Elsewhere on the night after the warning before, people were counting the expense of the postponement. One man, Roland Puzey, an agricultural student from Shropshire, had made three trips to Aintree in three days. Saturday, Sunday to collect his car and Monday to watch the horses actually jump. "It's an act of defiance," he said "To show that the terrorists can't win. I don't want to think about how much it has cost."

Ken Mobey, was struck at the egalitarian nature of Saturday's suffering. "Everyone had it the same, the VIPs like the rest of us. I saw England's cricket captain, Mike Atherton, wandering around looking totally lost while my son bumped into Dick Francis. He's a multi-millionaire, a writer of dozens of books, and he was purple with the cold.

"I'm from Manchester and we're wary of Scousers but I have to say they couldn't have been better. They were so generous. I saw people inviting complete strangers into their houses to offer them cups of tea. They even let people sleep there. They did the race proud."

The 1997 race belonged to Liverpudlians.
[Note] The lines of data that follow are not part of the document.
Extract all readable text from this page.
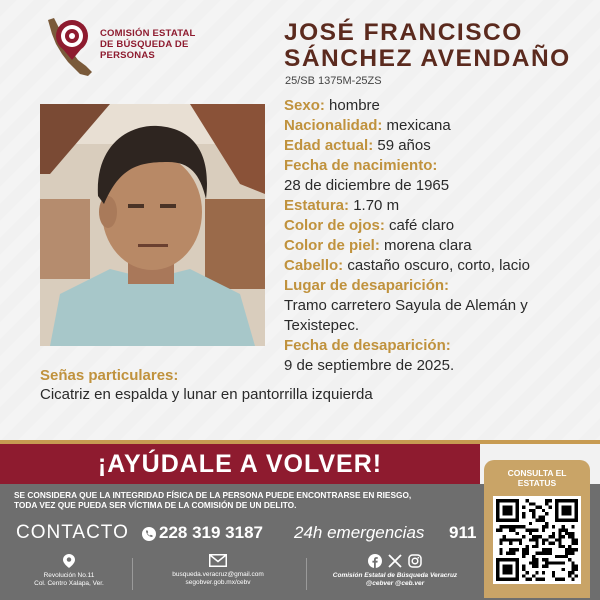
COMISIÓN ESTATAL
DE BÚSQUEDA DE
PERSONAS
JOSÉ FRANCISCO
SÁNCHEZ AVENDAÑO
25/SB 1375M-25ZS
Sexo: hombre
Nacionalidad: mexicana
Edad actual: 59 años
Fecha de nacimiento:
28 de diciembre de 1965
Estatura: 1.70 m
Color de ojos: café claro
Color de piel: morena clara
Cabello: castaño oscuro, corto, lacio
Lugar de desaparición:
Tramo carretero Sayula de Alemán y
Texistepec.
Fecha de desaparición:
9 de septiembre de 2025.
Señas particulares:
Cicatriz en espalda y lunar en pantorrilla izquierda
¡AYÚDALE A VOLVER!
SE CONSIDERA QUE LA INTEGRIDAD FÍSICA DE LA PERSONA PUEDE ENCONTRARSE EN RIESGO,
TODA VEZ QUE PUEDA SER VÍCTIMA DE LA COMISIÓN DE UN DELITO.
CONTACTO 228 319 3187 24h emergencias 911
Revolución No.11
Col. Centro Xalapa, Ver.
busqueda.veracruz@gmail.com
segobver.gob.mx/cebv
Comisión Estatal de Búsqueda Veracruz
@cebver @ceb.ver
CONSULTA EL
ESTATUS
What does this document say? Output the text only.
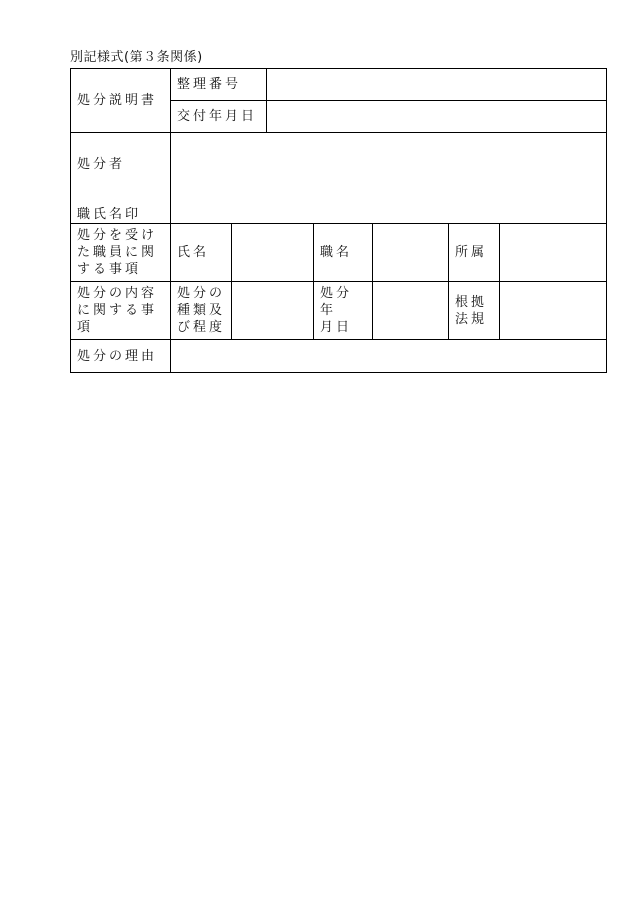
別記様式(第３条関係)
処分説明書	整理番号						
	交付年月日						

処分者

職氏名印							

処分を受け
た職員に関
する事項	氏名			職名		所属	

処分の内容
に関する事
項	処分の
種類及
び程度			処分年
月日		根拠
法規	

処分の理由							
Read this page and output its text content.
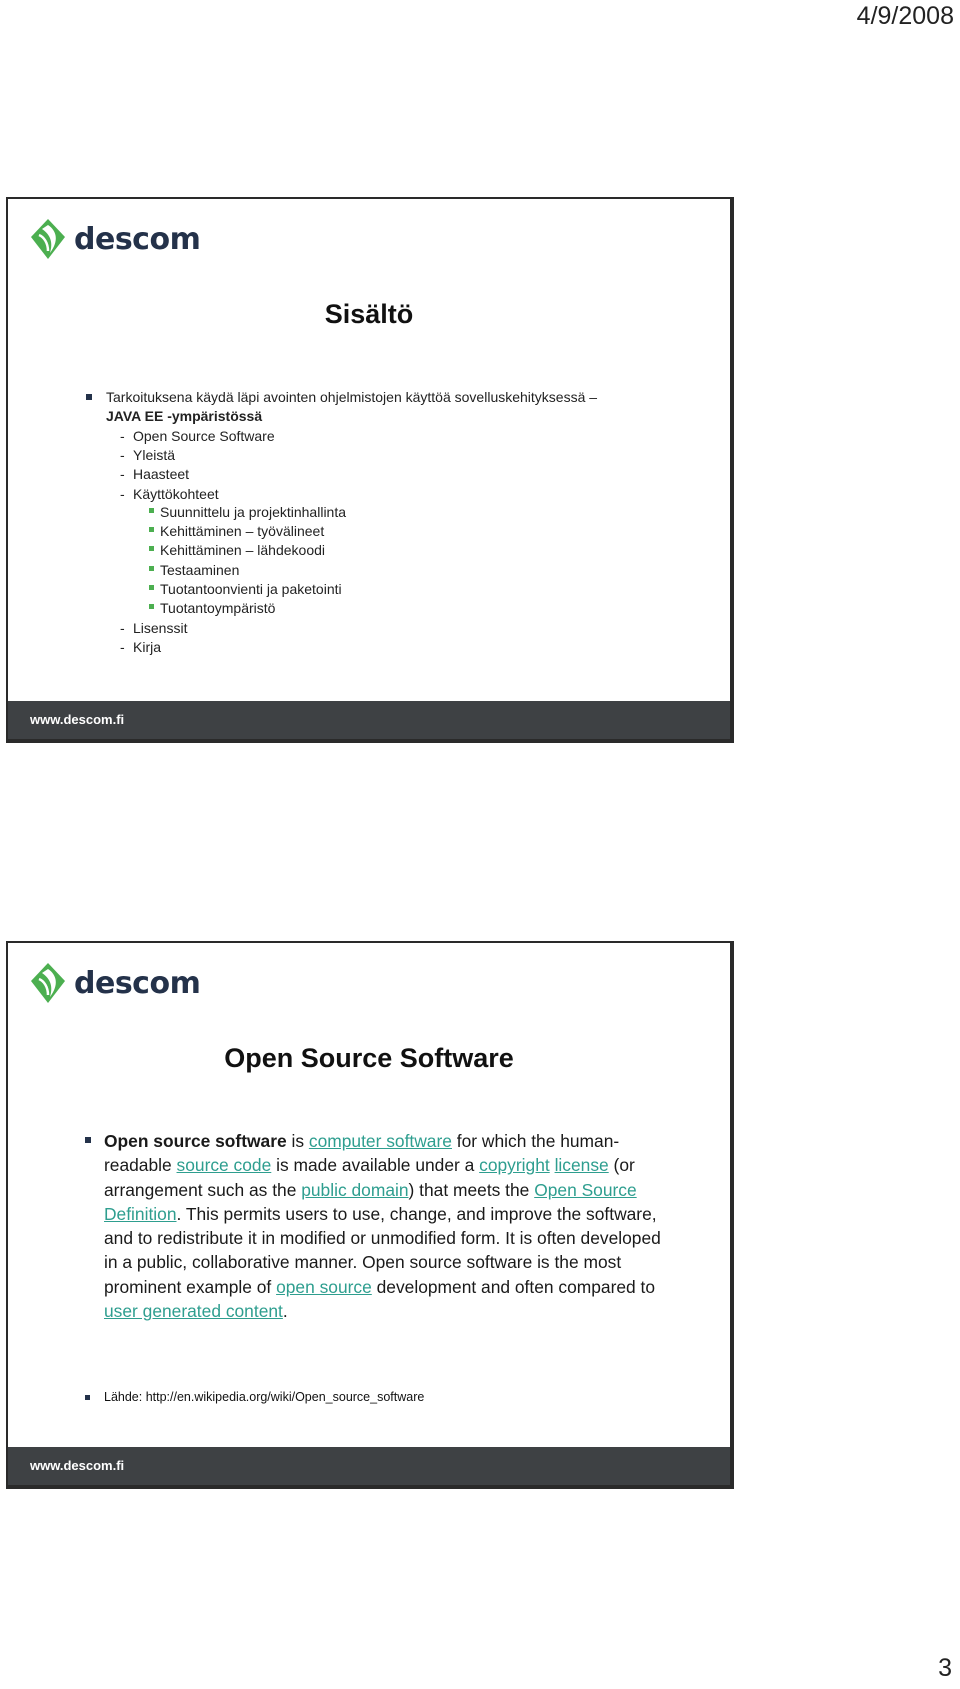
4/9/2008
descom
Sisältö
Tarkoituksena käydä läpi avointen ohjelmistojen käyttöä sovelluskehityksessä –
JAVA EE -ympäristössä
- Open Source Software
- Yleistä
- Haasteet
- Käyttökohteet
Suunnittelu ja projektinhallinta
Kehittäminen – työvälineet
Kehittäminen – lähdekoodi
Testaaminen
Tuotantoonvienti ja paketointi
Tuotantoympäristö
- Lisenssit
- Kirja
www.descom.fi
descom
Open Source Software
Open source software is computer software for which the human-readable source code is made available under a copyright license (or arrangement such as the public domain) that meets the Open Source Definition. This permits users to use, change, and improve the software, and to redistribute it in modified or unmodified form. It is often developed in a public, collaborative manner. Open source software is the most prominent example of open source development and often compared to user generated content.
Lähde: http://en.wikipedia.org/wiki/Open_source_software
www.descom.fi
3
They came to the fore on Saturday and came again in their thousands to Aintree yesterday, a cavalry charge of people pouring in even a minute before the off. It was the free National, the Scousers National, locals anxious to support an event laid low by the terrorist's most sinister and subtle weapon, the phone.

"It's our event," Lynne Jones, who lives a good gallop away from Aintree, said. "It belongs to the country, but it belongs to Liverpool too. I just felt I had to be here."